RCW 26.09.187(3)(a)(iii) requires the court to consider each parent's potential for future performance of parenting functions. The trial court placed the children with Mr. Kovacs because the evidence established he could offer a more stable and structured environment for the children than could Mrs. Kovacs. Considering the purposes of the Parenting Act of 1987 in general, the residential placement provision in particular, and Dr. Jorgensen's carefully weighed recommendation, I do not believe it can reasonably be said the court's discretion was exercised on untenable grounds or for untenable reasons. RCW 26.09.002, .004(3), .184(1), .187(3); Coggle v. Snow, 56 Wn. App. 499, 507, 784 P.2d 554 (1990). No abuse of discretion has been shown. I would affirm.

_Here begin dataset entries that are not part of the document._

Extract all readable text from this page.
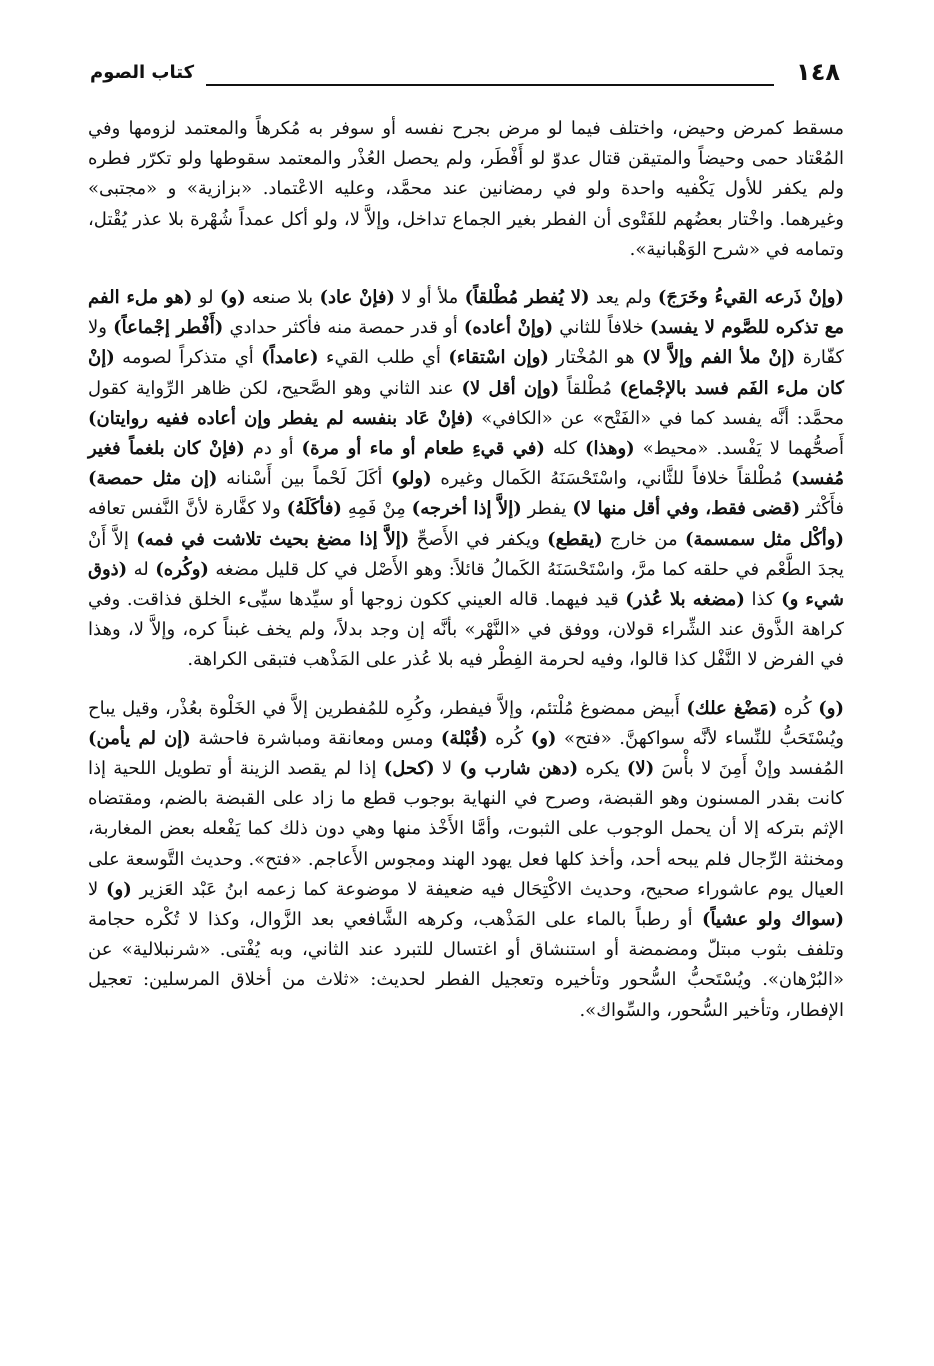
١٤٨
كتاب الصوم

مسقط كمرض وحيض، واختلف فيما لو مرض بجرح نفسه أو سوفر به مُكرهاً والمعتمد لزومها وفي المُعْتاد حمى وحيضاً والمتيقن قتال عدوّ لو أَفْطَر، ولم يحصل العُذْر والمعتمد سقوطها ولو تكرّر فطره ولم يكفر للأول يَكْفيه واحدة ولو في رمضانين عند محمَّد، وعليه الاعْتماد. «بزازية» و «مجتبى» وغيرهما. واخْتار بعضُهم للفَتْوى أن الفطر بغير الجماع تداخل، وإلاَّ لا، ولو أكل عمداً شُهْرة بلا عذر يُقْتل، وتمامه في «شرح الوَهْبانية».

(وإنْ ذَرعه القيءُ وخَرَجَ) ولم يعد (لا يُفطر مُطْلقاً) ملأ أو لا (فإنْ عاد) بلا صنعه (و) لو (هو ملء الفم مع تذكره للصَّوم لا يفسد) خلافاً للثاني (وإنْ أعاده) أو قدر حمصة منه فأكثر حدادي (أَفْطر إجْماعاً) ولا كفّارة (إنْ ملأ الفم وإلاَّ لا) هو المُخْتار (وإن اسْتقاء) أي طلب القيء (عامداً) أي متذكراً لصومه (إنْ كان ملء الفَم فسد بالإجْماع) مُطْلقاً (وإن أقل لا) عند الثاني وهو الصَّحيح، لكن ظاهر الرِّواية كقول محمَّد: أنَّه يفسد كما في «الفَتْح» عن «الكافي» (فإنْ عَاد بنفسه لم يفطر وإن أعاده ففيه روايتان) أَصحُّهما لا يَفْسد. «محيط» (وهذا) كله (في قيءِ طعام أو ماء أو مرة) أو دم (فإنْ كان بلغماً فغير مُفسد) مُطْلقاً خلافاً للثَّاني، واسْتَحْسَنَهُ الكَمال وغيره (ولو) أكَلَ لَحْماً بين أَسْنانه (إن مثل حمصة) فأَكْثر (قضى فقط، وفي أقل منها لا) يفطر (إلاَّ إذا أخرجه) مِنْ فَمِهِ (فأكَلَهُ) ولا كفَّارة لأنَّ النَّفس تعافه (وأكْل مثل سمسمة) من خارج (يقطع) ويكفر في الأَصحِّ (إلاَّ إذا مضغ بحيث تلاشت في فمه) إلاَّ أَنْ يجدَ الطَّعْم في حلقه كما مرَّ، واسْتَحْسَنَهُ الكَمالُ قائلاً: وهو الأَصْل في كل قليل مضغه (وكُره) له (ذوق شيء و) كذا (مضغه بلا عُذر) قيد فيهما. قاله العيني ككون زوجها أو سيِّدها سيِّىء الخلق فذاقت. وفي كراهة الذَّوق عند الشِّراء قولان، ووفق في «النَّهْر» بأنَّه إن وجد بدلاً، ولم يخف غبناً كره، وإلاَّ لا، وهذا في الفرض لا النَّفْل كذا قالوا، وفيه لحرمة الفِطْر فيه بلا عُذر على المَذْهب فتبقى الكراهة.

(و) كُره (مَضْغ علك) أَبيض ممضوغ مُلْتئم، وإلاَّ فيفطر، وكُرِه للمُفطرين إلاَّ في الخَلْوة بعُذْر، وقيل يباح ويُسْتَحَبُّ للنِّساء لأنَّه سواكهنَّ. «فتح» (و) كُره (قُبْلة) ومس ومعانقة ومباشرة فاحشة (إن لم يأمن) المُفسد وإنْ أَمِنَ لا بأْسَ (لا) يكره (دهن شارب و) لا (كحل) إذا لم يقصد الزينة أو تطويل اللحية إذا كانت بقدر المسنون وهو القبضة، وصرح في النهاية بوجوب قطع ما زاد على القبضة بالضم، ومقتضاه الإثم بتركه إلا أن يحمل الوجوب على الثبوت، وأمَّا الأَخْذ منها وهي دون ذلك كما يَفْعله بعض المغاربة، ومخنثة الرِّجال فلم يبحه أحد، وأخذ كلها فعل يهود الهند ومجوس الأَعاجم. «فتح». وحديث التَّوسعة على العيال يوم عاشوراء صحيح، وحديث الاكْتِحَال فيه ضعيفة لا موضوعة كما زعمه ابنُ عَبْد العَزير (و) لا (سواك ولو عشياً) أو رطباً بالماء على المَذْهب، وكرهه الشَّافعي بعد الزَّوال، وكذا لا تُكْره حجامة وتلفف بثوب مبتلّ ومضمضة أو استنشاق أو اغتسال للتبرد عند الثاني، وبه يُفْتى. «شرنبلالية» عن «البُرْهان». ويُسْتَحبُّ السُّحور وتأخيره وتعجيل الفطر لحديث: «ثلاث من أخلاق المرسلين: تعجيل الإفطار، وتأخير السُّحور، والسِّواك».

Review granted at 121 Wn.2d 1008 (1993).
RCW 26.09.002 provides:
"Parents have the responsibility to make decisions and perform other parental functions necessary for the care and growth of their minor children. In any proceeding between parents under this chapter, the best interests of the child shall be the standard by which the court determines and allocates the parties' parental responsibilities. The state recognizes the fundamental importance of the parent-child relationship to the welfare of the child, and that the relationship between the child and each parent should be fostered unless inconsistent with the child's best interests. The best interests of the child are served by a parenting arrangement that best maintains a child's emotional growth, health and stability, and physical care. Further, the best interest of the child is ordinarily served when the existing pattern of interaction between a parent and child is altered only to the extent necessitated by the changed relationship of the parents or as required to protect the child from physical, mental, or emotional harm."
Ms. Gort also testified "[m]y concern is I’ve seen children taken away from mothers before, but I've never seen it done successfully", indicating a preconceived notion.